Our board of directors must appoint an audit committee comprised of at least three directors. Under the Israeli Companies Law, 1999, or the Companies Law, the audit committee must include all of the outside directors and may not include certain members of the board of directors. Effective as of September 14, 2011, the Companies Law requires that a majority of the members of the committee be independent directors, in accordance with the independence criteria set forth in the Companies Law, and the committee chairman must be an outside director. If the Israeli Ministry of Justice does not grant dual-listed companies (such as us) relief from the requirement that the audit committee chairman be an outside director, then we will need to appoint an outside director as chairman of the audit committee.

 

Our audit committee oversees our corporate accounting and financial reporting process. Among other matters, our audit committee evaluates the independent auditors’ qualifications, independence and performance, determines the engagement of the independent auditors, reviews and approves the scope of the annual audit and the audit fee, discusses with management and the independent auditors the results of the annual audit and the review of our quarterly financial statements, approves the retention of the independent auditors to perform any proposed permissible non-audit services, monitors the rotation of partners of the independent auditors on the Mellanox engagement team as required by law, reviews our critical accounting policies and estimates, oversees our internal audit function, reviews, approves and monitors our code of ethics and “whistleblower” procedures for the treatment of reports of concerns regarding questionable accounting or auditing matters and annually reviews the audit committee charter and the committee’s performance.

 



 

Under the Companies Law, one of the roles of the audit committee is to identify any irregularities in the business management of the company in consultation with the company’s independent accountants or internal auditor and to suggest an appropriate course of action.
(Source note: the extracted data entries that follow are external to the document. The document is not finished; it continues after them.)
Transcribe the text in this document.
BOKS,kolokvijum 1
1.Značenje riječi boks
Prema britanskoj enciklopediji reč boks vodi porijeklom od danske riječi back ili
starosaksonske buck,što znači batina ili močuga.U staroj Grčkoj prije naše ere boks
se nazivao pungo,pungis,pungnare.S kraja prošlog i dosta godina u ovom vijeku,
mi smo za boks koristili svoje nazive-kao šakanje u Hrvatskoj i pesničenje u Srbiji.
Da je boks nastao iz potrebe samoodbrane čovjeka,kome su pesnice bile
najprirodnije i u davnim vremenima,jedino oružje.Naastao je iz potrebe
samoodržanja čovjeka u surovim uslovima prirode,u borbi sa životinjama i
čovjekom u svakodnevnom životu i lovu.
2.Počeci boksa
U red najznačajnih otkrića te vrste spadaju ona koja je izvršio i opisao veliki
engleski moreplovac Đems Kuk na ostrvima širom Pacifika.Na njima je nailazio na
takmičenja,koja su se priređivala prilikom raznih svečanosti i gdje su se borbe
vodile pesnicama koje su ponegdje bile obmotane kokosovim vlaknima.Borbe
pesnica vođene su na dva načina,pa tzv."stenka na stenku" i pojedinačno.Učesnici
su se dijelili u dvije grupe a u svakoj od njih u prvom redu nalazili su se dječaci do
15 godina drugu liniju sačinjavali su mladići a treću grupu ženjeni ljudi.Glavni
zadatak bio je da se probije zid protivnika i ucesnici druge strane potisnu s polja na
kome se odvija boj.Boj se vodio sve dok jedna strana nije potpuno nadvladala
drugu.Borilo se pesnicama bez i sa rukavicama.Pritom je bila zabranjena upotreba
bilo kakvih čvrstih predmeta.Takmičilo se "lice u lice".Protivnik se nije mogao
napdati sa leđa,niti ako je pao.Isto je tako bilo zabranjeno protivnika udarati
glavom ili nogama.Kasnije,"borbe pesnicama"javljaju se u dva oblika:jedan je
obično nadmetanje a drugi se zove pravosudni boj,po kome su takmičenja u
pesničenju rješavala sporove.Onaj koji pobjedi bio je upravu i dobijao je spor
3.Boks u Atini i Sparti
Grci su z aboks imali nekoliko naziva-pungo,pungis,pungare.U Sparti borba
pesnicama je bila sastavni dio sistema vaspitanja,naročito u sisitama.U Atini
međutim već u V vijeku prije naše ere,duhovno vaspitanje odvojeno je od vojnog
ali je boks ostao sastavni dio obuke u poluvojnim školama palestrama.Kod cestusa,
Our audit committee charter allows the committee to rely on interviews and consultations with our management, our internal auditor and our independent public accountant, and does not obligate the committee to conduct any independent investigation or verification. We initially designated an internal auditor during the fiscal year ended December 31, 2008.

 

Furthermore, under the Companies Law, our audit committee must approve specified actions and transactions with office holders and controlling shareholders or in which they have an interest. The audit committee is also required to determine whether any such actions are material and if any such transactions are extraordinary transactions, for the purpose of approving such actions or transactions as required by the Israeli Companies Law. Our audit committee may not approve any such actions or transactions, unless, at the time of approval, the committee complies with the requirements regarding committee composition and restrictions regarding individuals who may be present at audit committee meetings under Israeli law.

 

All members of our audit committee meet the requirements for financial literacy under the applicable rules and regulations of the SEC and The NASDAQ Stock Market. Our board has determined that Mr. Weatherford is an audit committee financial expert as defined by the SEC rules and has the requisite financial sophistication as defined by The NASDAQ Stock Market rules and regulations. Our board has determined that Ms. Johnson, as an outside director, has the requisite financial and accounting expertise required under the Companies Law. Our board has also determined that each of the members of our audit committee is independent within the meaning of the independent director standards of The NASDAQ Stock Market and the SEC. Our board of directors has adopted a written charter for the audit committee. A copy of the charter is available on our website at www.mellanox.com under “Investor Relations—Corporate Governance.”